This repository contains the artifact evaluation package for the paper "Real-Time Language Model Jamming: A Case Study for Live Music Accompaniment Generation" by B. Zheng, A. H. Yang, et al.
This artifact includes two main components: StreamMUSE and the Eval Toolkit.
StreamMUSE is the main codebase for real-time music accompaniment generation. It provides a FastAPI server for model inference, a client for real-time interaction, a batch experiment runner for automated evaluation, and data preprocessing tools. The system generates piano accompaniment given a live melody input.
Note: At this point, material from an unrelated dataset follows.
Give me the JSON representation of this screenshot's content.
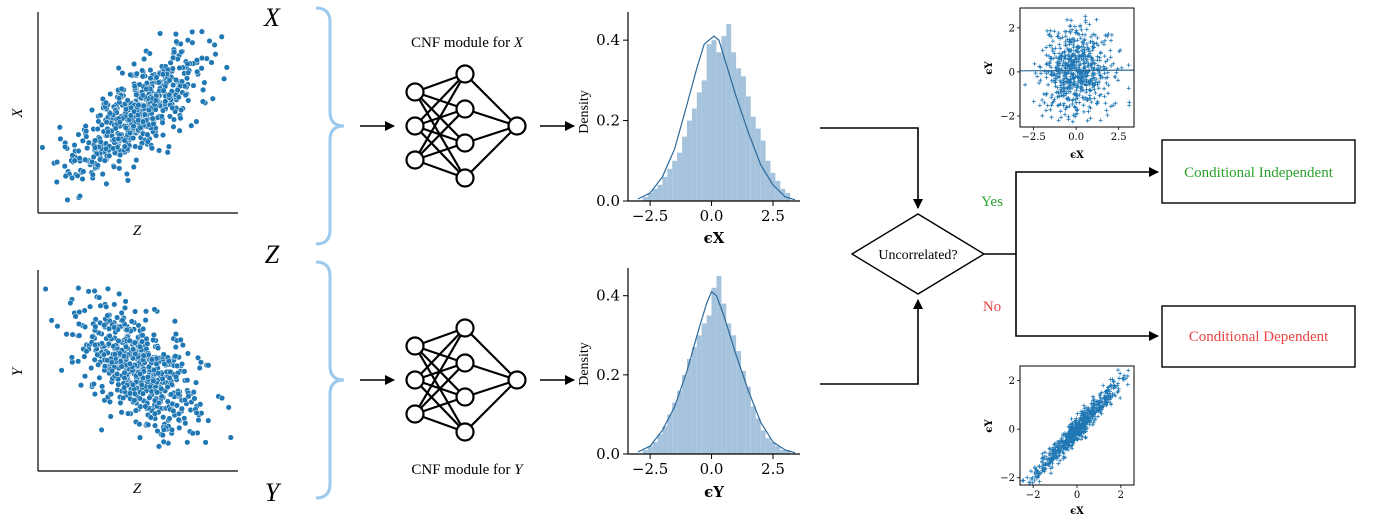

Eval Toolkit provides evaluation scripts for computing both musical quality metrics (such as JSD, FMD, and PolyDis metrics) and system performance metrics (including hit rate, backup level, and latency). It also includes utilities for aggregating results and computing model likelihood (NLL).
The experiments require a GPU with CUDA support (tested on NVIDIA A100 and RTX A4000), at least 16GB of GPU memory, and a Linux or macOS environment. The project uses uv for Python environment management.
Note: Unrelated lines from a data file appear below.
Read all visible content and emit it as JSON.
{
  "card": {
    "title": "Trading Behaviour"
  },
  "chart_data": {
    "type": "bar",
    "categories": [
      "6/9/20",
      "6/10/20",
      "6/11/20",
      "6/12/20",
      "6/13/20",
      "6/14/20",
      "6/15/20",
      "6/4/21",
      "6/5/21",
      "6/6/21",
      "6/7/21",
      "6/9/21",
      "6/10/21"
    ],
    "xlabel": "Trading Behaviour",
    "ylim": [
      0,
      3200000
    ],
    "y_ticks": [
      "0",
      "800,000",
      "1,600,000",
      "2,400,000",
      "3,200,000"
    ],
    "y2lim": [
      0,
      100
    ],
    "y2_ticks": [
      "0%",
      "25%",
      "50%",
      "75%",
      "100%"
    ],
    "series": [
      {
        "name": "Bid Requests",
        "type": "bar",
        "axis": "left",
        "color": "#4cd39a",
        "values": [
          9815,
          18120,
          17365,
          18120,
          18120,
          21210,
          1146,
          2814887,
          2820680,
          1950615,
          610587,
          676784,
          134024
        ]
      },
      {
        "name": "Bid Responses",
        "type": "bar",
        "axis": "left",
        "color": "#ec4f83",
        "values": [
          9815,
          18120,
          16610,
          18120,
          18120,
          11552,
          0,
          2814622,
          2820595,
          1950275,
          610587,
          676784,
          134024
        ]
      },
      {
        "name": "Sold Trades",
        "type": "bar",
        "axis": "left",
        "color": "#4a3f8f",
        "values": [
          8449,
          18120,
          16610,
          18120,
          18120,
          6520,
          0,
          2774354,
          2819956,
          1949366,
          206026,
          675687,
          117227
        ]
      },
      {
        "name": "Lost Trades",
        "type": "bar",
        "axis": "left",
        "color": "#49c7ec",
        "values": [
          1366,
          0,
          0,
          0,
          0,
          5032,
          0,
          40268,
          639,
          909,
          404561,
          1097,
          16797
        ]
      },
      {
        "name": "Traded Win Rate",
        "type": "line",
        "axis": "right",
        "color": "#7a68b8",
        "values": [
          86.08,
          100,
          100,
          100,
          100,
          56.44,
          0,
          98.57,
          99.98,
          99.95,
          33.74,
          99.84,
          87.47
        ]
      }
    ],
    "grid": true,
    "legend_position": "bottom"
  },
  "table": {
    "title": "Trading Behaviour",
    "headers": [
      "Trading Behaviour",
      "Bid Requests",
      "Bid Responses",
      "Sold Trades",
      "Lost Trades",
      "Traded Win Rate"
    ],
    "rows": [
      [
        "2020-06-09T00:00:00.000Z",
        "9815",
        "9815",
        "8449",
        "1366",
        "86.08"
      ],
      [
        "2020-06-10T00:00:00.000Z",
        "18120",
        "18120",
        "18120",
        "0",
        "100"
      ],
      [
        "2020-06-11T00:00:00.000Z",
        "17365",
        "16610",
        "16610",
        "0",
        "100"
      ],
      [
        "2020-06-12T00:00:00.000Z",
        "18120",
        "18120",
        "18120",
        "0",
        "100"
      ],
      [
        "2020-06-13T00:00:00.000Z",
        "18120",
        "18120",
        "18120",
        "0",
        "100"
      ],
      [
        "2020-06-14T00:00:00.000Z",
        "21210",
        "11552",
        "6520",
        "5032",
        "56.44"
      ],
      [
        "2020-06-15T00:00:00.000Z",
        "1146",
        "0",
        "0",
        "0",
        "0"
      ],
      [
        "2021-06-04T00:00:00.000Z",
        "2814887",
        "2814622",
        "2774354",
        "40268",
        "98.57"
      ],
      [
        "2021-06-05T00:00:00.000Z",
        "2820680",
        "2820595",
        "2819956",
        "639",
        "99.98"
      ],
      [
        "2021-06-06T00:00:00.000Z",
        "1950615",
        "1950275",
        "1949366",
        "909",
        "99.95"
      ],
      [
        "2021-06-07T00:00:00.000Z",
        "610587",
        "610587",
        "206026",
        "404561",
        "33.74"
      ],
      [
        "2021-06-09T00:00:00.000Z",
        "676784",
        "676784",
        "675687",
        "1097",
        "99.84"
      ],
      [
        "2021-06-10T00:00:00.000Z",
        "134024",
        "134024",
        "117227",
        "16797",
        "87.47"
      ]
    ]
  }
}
For detailed reproduction instructions, please see instruction.md.
The instruction document is organized as follows:
The Overview section provides a workflow summary covering setup, generation, evaluation, and aggregation phases, along with hardware requirements and working directory conventions.
The Artifact sections describe the two main components (StreamMUSE and Eval Toolkit), including their purposes, folder structures, and quick start steps for cloning repositories, downloading the model checkpoint from Hugging Face, preparing datasets, and installing dependencies.
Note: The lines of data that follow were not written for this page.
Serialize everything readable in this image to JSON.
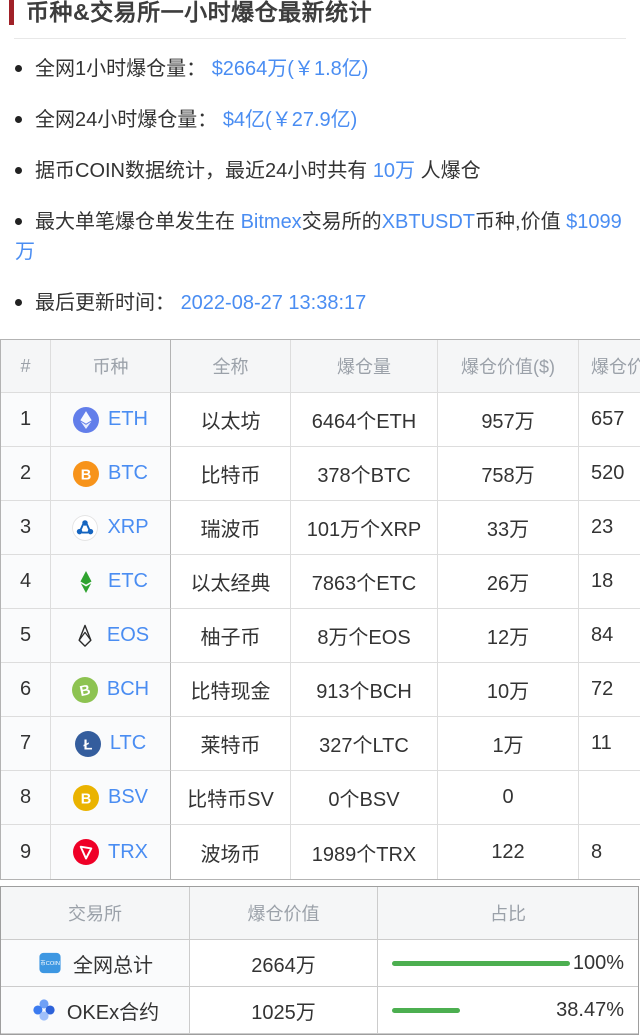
{
  "page": {
    "title": "币种&交易所一小时爆仓最新统计"
  },
  "colors": {
    "accent_red": "#A02128",
    "link_blue": "#4A8DF2",
    "bar_green": "#4CAF50"
  },
  "stats": {
    "s1": {
      "label": "全网1小时爆仓量： ",
      "value": "$2664万(￥1.8亿)"
    },
    "s2": {
      "label": "全网24小时爆仓量： ",
      "value": "$4亿(￥27.9亿)"
    },
    "s3": {
      "pre": "据币COIN数据统计，最近24小时共有 ",
      "value": "10万",
      "post": " 人爆仓"
    },
    "s4": {
      "p1": "最大单笔爆仓单发生在 ",
      "v1": "Bitmex",
      "p2": "交易所的",
      "v2": "XBTUSDT",
      "p3": "币种,价值 ",
      "v3": "$1099万"
    },
    "s5": {
      "label": "最后更新时间： ",
      "value": "2022-08-27 13:38:17"
    }
  },
  "coin_table": {
    "headers": [
      "#",
      "币种",
      "全称",
      "爆仓量",
      "爆仓价值($)",
      "爆仓价值(￥)"
    ],
    "rows": [
      {
        "rank": "1",
        "icon": "eth",
        "symbol": "ETH",
        "name": "以太坊",
        "amount": "6464个ETH",
        "value_usd": "957万",
        "value_cny": "657"
      },
      {
        "rank": "2",
        "icon": "btc",
        "symbol": "BTC",
        "name": "比特币",
        "amount": "378个BTC",
        "value_usd": "758万",
        "value_cny": "520"
      },
      {
        "rank": "3",
        "icon": "xrp",
        "symbol": "XRP",
        "name": "瑞波币",
        "amount": "101万个XRP",
        "value_usd": "33万",
        "value_cny": "23"
      },
      {
        "rank": "4",
        "icon": "etc",
        "symbol": "ETC",
        "name": "以太经典",
        "amount": "7863个ETC",
        "value_usd": "26万",
        "value_cny": "18"
      },
      {
        "rank": "5",
        "icon": "eos",
        "symbol": "EOS",
        "name": "柚子币",
        "amount": "8万个EOS",
        "value_usd": "12万",
        "value_cny": "84"
      },
      {
        "rank": "6",
        "icon": "bch",
        "symbol": "BCH",
        "name": "比特现金",
        "amount": "913个BCH",
        "value_usd": "10万",
        "value_cny": "72"
      },
      {
        "rank": "7",
        "icon": "ltc",
        "symbol": "LTC",
        "name": "莱特币",
        "amount": "327个LTC",
        "value_usd": "1万",
        "value_cny": "11"
      },
      {
        "rank": "8",
        "icon": "bsv",
        "symbol": "BSV",
        "name": "比特币SV",
        "amount": "0个BSV",
        "value_usd": "0",
        "value_cny": ""
      },
      {
        "rank": "9",
        "icon": "trx",
        "symbol": "TRX",
        "name": "波场币",
        "amount": "1989个TRX",
        "value_usd": "122",
        "value_cny": "8"
      }
    ]
  },
  "exchange_table": {
    "headers": [
      "交易所",
      "爆仓价值",
      "占比"
    ],
    "rows": [
      {
        "icon": "bicoin",
        "name": "全网总计",
        "value": "2664万",
        "percent": "100%",
        "percent_value": 100
      },
      {
        "icon": "okex",
        "name": "OKEx合约",
        "value": "1025万",
        "percent": "38.47%",
        "percent_value": 38.47
      }
    ]
  }
}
The Reproducing Our Experiments section provides comprehensive instructions for replicating the main results (Table 3), including:
- A quick start test workflow for verifying the setup
- Instructions for starting the server and running the client
- Expected output structure
- Full experimental procedures covering both manual and batch run methods
- Evaluation phases for computing musical quality metrics, system metrics, and NLL
- Results aggregation and analysis
- Detailed parameter reference tables
The document also includes placeholders for reproducing Figure 3 and Figure 4 from the paper.
- Full Instructions: See instruction.md for detailed reproduction steps
- Latest Version: https://github.com/StreamMUSE/AE
- Paper PDF: See StreamMUSE.pdf
If you use this code, please cite our paper using the BibTeX entry provided in the instruction document.